Lobster with asparagus polenta and black truffle.
The next main was the braised and caramelised pork belly with green bean and finely sliced celery salad. I have to admit that this was somewhat disappointing: the pork belly was too thick to be able to enjoy all layers of it in one mouthful, and to add salt to injury...it was overly salty. Surprisingly, the greens and sliced celery were a hit though - even for my boyfriend, who normally shuns vegetables.

Caramelised pork belly with truffle and sliced beans and celery.
Almost at the end, we were served crispy apple that was cut into beautifully thin slices, along with a creamy, brie like cheese. Perhaps it was the combination with the apple, but I found the cheese was a bit tart and acidic.

Crispy apple slices with creamy cheese and black truffle.
Before our desserts arrived, we were served petit fours. I highly recommend the mojito macaron and the whiskey truffle - if you're feeling full (as I was), then give the others a miss.

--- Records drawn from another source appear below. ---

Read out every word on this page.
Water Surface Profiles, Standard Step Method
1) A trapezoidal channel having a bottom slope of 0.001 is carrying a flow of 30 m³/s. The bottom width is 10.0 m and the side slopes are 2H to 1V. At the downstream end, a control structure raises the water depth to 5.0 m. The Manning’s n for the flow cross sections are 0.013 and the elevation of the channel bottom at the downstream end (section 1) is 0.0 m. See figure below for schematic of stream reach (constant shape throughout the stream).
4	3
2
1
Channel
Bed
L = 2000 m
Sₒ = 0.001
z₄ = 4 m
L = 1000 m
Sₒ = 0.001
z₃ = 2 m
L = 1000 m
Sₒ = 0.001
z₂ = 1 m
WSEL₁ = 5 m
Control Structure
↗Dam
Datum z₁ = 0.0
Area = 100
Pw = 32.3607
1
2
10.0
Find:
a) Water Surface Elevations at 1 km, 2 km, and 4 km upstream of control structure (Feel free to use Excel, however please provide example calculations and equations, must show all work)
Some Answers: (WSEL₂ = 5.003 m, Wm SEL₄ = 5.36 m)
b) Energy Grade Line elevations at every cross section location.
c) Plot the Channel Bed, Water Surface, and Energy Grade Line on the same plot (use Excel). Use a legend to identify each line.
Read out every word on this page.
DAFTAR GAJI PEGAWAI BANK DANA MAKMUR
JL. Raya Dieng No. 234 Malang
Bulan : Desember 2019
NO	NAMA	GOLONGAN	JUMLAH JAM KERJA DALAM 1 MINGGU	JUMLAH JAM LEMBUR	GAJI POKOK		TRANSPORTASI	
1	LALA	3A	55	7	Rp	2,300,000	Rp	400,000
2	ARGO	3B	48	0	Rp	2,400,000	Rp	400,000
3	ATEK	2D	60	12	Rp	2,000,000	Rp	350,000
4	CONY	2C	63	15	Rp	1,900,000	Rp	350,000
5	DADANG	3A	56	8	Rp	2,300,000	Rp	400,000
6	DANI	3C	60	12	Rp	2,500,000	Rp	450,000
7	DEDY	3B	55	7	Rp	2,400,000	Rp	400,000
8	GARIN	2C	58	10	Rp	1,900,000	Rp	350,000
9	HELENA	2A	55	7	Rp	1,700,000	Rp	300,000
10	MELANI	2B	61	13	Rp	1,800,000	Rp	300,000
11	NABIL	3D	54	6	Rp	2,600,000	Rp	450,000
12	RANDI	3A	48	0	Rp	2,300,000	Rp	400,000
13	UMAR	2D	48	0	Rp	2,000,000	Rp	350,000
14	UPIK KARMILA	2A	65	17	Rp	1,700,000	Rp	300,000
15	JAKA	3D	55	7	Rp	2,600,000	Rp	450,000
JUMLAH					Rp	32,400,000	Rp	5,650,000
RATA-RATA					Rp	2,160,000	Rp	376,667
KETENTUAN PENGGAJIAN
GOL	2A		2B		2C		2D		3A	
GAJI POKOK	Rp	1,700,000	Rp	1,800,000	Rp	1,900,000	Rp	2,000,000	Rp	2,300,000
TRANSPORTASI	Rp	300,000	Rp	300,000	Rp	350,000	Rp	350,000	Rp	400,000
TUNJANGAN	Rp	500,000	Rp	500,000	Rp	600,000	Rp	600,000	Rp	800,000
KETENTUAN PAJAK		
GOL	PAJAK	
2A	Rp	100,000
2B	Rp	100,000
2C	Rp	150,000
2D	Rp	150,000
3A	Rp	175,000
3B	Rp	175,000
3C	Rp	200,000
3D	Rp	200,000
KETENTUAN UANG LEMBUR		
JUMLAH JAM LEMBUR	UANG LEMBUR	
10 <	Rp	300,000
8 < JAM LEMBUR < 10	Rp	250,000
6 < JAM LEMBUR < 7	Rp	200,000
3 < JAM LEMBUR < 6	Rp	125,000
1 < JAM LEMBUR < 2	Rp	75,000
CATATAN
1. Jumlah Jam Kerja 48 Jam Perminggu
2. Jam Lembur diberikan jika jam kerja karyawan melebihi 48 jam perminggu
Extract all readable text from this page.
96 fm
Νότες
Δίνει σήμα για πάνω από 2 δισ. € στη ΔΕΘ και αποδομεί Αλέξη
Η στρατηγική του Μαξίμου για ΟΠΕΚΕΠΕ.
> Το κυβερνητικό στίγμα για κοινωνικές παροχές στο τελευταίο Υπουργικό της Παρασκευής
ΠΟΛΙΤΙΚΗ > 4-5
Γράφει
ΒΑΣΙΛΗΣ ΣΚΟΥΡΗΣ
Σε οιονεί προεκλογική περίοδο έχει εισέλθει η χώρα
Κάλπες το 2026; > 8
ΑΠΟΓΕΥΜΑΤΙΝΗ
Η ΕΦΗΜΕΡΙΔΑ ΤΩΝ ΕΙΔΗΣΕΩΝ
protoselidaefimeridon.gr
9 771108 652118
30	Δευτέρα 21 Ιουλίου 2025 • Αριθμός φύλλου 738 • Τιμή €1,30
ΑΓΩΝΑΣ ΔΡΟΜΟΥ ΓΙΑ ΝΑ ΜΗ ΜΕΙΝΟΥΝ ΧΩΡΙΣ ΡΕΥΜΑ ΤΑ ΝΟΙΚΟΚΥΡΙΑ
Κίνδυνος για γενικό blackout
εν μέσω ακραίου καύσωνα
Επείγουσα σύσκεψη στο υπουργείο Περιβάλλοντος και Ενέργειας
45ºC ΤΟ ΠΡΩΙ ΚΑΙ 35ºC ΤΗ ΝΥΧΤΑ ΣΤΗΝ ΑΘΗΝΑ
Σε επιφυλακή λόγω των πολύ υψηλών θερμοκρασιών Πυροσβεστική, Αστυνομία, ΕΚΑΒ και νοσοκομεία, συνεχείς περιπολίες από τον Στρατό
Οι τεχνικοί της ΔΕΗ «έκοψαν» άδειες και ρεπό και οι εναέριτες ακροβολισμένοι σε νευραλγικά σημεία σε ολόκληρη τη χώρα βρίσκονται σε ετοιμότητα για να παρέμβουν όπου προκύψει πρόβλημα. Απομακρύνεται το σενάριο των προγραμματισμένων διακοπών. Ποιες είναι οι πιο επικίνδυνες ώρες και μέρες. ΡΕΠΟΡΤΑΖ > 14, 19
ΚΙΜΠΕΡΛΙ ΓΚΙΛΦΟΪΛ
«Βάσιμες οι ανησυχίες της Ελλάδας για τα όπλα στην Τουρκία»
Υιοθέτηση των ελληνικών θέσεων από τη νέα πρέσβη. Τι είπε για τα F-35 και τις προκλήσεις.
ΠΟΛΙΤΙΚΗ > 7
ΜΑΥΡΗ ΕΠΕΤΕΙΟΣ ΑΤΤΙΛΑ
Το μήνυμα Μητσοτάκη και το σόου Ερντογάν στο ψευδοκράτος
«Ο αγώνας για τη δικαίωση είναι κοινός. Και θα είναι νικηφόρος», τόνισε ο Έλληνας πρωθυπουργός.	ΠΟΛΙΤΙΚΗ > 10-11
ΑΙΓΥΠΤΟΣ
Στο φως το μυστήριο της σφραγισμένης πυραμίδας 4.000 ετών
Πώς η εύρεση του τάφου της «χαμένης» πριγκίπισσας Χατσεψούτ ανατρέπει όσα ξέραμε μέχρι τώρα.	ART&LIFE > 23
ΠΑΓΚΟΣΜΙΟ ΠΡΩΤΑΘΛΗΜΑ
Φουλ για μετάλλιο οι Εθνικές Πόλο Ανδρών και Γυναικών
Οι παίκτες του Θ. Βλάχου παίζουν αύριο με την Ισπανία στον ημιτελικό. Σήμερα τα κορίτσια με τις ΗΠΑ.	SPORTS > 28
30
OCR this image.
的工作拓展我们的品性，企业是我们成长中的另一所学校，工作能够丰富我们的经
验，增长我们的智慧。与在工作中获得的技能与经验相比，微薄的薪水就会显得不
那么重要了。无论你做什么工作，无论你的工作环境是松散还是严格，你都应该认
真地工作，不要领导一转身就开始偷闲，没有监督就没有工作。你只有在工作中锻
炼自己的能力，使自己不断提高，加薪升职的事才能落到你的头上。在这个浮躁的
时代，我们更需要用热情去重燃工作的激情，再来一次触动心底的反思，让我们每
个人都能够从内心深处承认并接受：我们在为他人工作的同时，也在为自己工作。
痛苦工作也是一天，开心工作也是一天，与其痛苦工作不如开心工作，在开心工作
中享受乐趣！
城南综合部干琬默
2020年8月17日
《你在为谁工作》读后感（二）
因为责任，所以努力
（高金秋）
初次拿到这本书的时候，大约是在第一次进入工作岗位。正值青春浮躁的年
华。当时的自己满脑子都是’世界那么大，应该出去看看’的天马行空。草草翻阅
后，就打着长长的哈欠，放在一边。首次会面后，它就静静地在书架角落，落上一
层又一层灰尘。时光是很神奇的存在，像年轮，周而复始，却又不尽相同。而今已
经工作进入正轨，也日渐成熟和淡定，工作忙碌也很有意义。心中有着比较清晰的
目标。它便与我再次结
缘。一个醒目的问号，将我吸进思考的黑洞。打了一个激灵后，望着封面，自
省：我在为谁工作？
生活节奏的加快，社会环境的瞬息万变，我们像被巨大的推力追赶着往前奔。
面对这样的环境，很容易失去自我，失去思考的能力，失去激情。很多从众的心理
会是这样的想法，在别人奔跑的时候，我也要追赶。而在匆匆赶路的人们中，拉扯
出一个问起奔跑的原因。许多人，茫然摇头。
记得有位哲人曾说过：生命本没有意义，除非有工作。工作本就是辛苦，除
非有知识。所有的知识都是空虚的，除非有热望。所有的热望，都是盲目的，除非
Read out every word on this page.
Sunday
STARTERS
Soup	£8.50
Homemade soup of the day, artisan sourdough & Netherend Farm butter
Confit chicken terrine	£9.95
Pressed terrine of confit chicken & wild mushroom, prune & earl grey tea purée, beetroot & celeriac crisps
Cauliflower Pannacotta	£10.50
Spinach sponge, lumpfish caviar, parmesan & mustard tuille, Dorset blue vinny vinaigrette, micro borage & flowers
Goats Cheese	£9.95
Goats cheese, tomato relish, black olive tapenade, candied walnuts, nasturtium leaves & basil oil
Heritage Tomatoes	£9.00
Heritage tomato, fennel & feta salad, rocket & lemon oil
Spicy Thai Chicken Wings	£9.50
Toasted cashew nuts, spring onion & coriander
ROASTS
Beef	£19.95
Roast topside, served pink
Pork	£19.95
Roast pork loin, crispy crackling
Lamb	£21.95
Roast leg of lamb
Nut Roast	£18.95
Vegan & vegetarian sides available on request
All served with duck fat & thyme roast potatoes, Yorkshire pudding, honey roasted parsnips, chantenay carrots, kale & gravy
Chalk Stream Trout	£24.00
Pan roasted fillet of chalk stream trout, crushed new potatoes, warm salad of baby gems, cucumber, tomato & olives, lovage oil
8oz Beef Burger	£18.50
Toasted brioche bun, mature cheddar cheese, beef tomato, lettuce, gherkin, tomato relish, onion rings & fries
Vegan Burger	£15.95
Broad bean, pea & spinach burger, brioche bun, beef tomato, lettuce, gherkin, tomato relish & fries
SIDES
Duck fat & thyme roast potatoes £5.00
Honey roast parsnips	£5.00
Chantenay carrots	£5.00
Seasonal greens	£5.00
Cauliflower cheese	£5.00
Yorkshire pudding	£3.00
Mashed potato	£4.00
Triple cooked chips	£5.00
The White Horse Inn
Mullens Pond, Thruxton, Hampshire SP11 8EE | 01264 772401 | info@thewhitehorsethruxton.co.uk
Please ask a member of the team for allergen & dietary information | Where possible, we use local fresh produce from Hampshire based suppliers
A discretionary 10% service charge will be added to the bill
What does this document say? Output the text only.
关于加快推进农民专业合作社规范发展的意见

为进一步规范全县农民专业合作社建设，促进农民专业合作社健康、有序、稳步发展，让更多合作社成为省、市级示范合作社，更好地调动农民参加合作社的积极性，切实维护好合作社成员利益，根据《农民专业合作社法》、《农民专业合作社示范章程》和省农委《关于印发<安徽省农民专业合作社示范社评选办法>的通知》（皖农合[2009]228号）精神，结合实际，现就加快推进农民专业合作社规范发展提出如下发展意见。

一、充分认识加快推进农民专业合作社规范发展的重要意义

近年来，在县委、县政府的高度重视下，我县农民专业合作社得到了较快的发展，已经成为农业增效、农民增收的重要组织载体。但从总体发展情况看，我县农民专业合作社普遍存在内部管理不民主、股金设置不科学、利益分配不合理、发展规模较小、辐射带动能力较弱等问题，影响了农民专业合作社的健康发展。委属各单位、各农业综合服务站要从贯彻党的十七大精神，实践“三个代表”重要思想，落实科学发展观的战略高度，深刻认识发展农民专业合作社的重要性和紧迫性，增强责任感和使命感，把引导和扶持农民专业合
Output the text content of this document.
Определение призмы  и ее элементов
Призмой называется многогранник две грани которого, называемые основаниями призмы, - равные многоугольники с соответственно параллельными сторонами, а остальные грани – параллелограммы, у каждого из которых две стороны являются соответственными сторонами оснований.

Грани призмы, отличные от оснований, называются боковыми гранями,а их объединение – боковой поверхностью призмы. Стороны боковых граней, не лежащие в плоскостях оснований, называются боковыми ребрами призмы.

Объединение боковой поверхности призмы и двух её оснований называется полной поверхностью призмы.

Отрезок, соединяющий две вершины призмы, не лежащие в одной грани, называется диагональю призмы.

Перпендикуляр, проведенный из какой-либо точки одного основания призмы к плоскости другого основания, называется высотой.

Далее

This is because the final dish, a hazelenut sable with praline mousse, and black truffle ice cream, is divine. If you don't appreciate a lime tang to your desserts, you may want to ask them to serve it without the kaffir lime foam, but I think it balances out the richness and smoothness of the mousse perfectly.



The Service

This is one thing I found rather baffling. Caprice has, to my mind, always been associated with impeccable, almost unparalleled, service. I recall on my previous visits waitresses escorting me to the bathroom; and of a ring of waiters encircling all the guests at the table, carefully lifting up the cloche covers simultaneously like they had choreographed their routine.

This time, the service was friendly (we were offered menus to takeaway with us as souvenirs and encouraged to take home the caramel candies at the end) but somewhat casual (we had a brief, casual conversation with a fairly young, warm waiter on how we found the food and what his favourite dish on the truffle menu was).

This is not to say that I didn't enjoy it (in fact if anything, I found it made the restaurant feel more approachable), but there were times when I caught myself wondering what had happened to the "old Caprice service" - like when no one unrolled the napkin for me to place it on my lap and I had to do it myself (oh the horror! How preposterous!), one waiter was seen ironing the table cloth at the table opposite us, and how my plate was taken away before my boyfriend's was (and while he was still eating).

Conclusion

All in all, I would still recommend Caprice as a restaurant for a special occasion due to its central location, friendly service, and warm but opulent atmosphere (so don't worry girls, you can still send this post to your boyfriends as a hint for Valentine's Day).

Having said that, I feel the downgrade from three michelin stars to two was perhaps warranted, and that it is best to stick to the à la carte menu, which serves up their classic specialties (including their famous cheese), rather than adventuring to a seasonal menu where dishes take on a more experimental turn.


xx Carmen

PS. Photos courtesy of The Boy. Aside from the last one, obviously.